前立腺がんの代表的な症状と検診の重要性
前立腺がんは米国で約6人に1人の男性に発症するとされ、早期発見が治療成績を左右します。ここでは、前立腺がんの主な症状やリスク要因、予防・検診のポイントをわかりやすくまとめました。
前立腺の基礎知識
前立腺は、膀胱のすぐ下、直腸の前に位置するくるみ大の腺です。尿と精液が通る尿道は前立腺を貫通し、前立腺は精液全体の約30%を分泌します。
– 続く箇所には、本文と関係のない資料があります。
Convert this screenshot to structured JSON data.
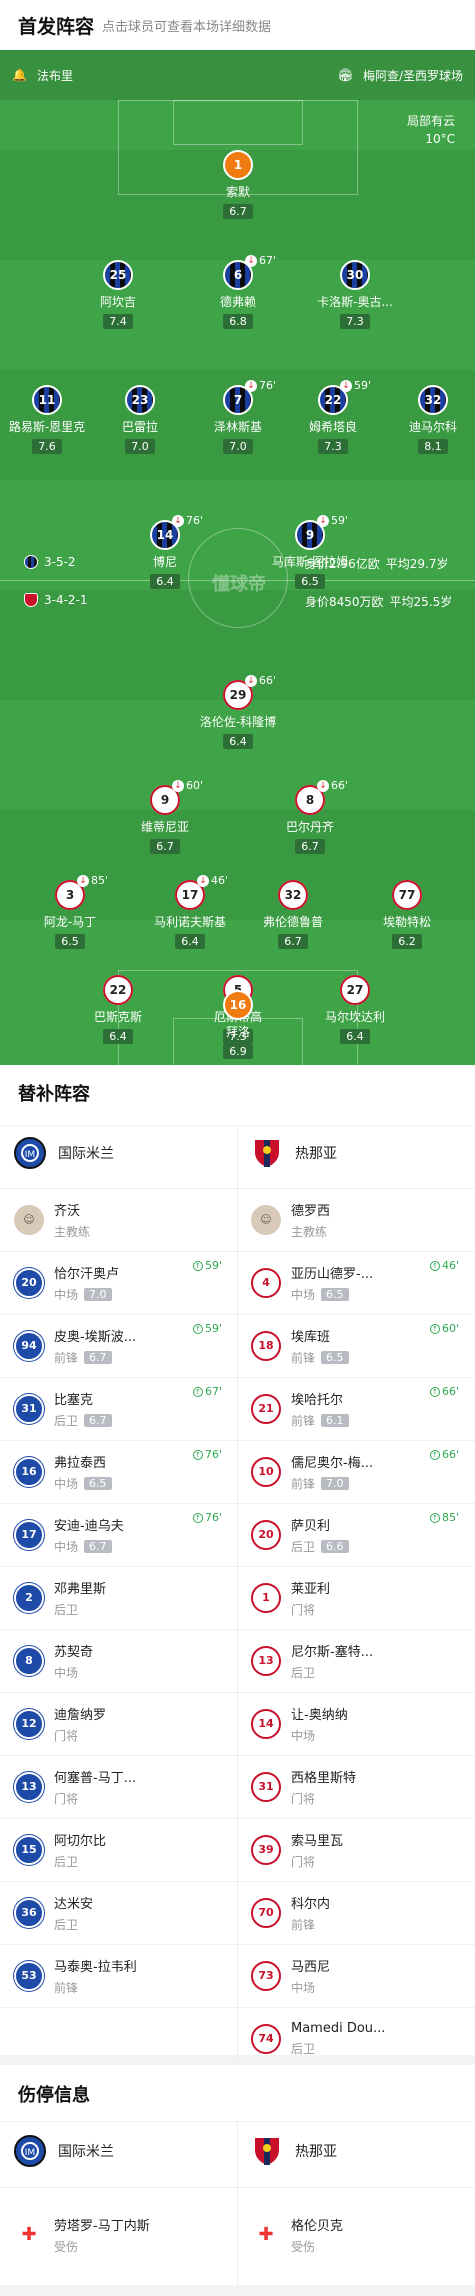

また、前立腺は射精時に膀胱からの尿が混ざらないよう、括約筋で尿道を閉じる働きがあります。
主な症状
- 排尿困難(尿が出にくい、出始めが遅い)
- 頻尿、特に夜間の頻尿
- 尿流が弱くなる、途中で止まる
- 排尿時の痛みや灼熱感
- 血尿や血精液
- 勃起障害
- 腰や股関節、太ももの上部に慢性的な痛み
初期段階では症状がほとんど現れないことが多く、同様の症状は前立腺肥大(BPH)や前立腺炎でも起こります。正確な診断は医師の検査が必要です。
リスク要因
- 年齢:65歳以上の男性の75%以上が診断対象
- 家族歴:父親や兄弟に前立腺がんがあるとリスクが約2倍に上昇
- 人種:米国では黒人男性のリスクが他の人種の約2倍
- 食生活:高脂肪食がリスクを高める可能性あり
- 生活習慣:運動不足・肥満もリスク要因
予防策
リスクを完全に排除できるわけではありませんが、以下の生活習慣が予防に寄与すると考えられます。
- 適度な脂肪を含むバランスの良い食事
- 定期的な運動で体重管理
- 喫煙や過度のアルコール摂取を控える
検診の重要性
上記のリスク要因や症状がある場合は、早めにかかりつけ医へ相談し、前立腺特異抗原(PSA)検査や直腸指診などの適切な検査を受けましょう。年齢に応じて年1回の定期検診を受けることが、早期発見・早期治療につながります。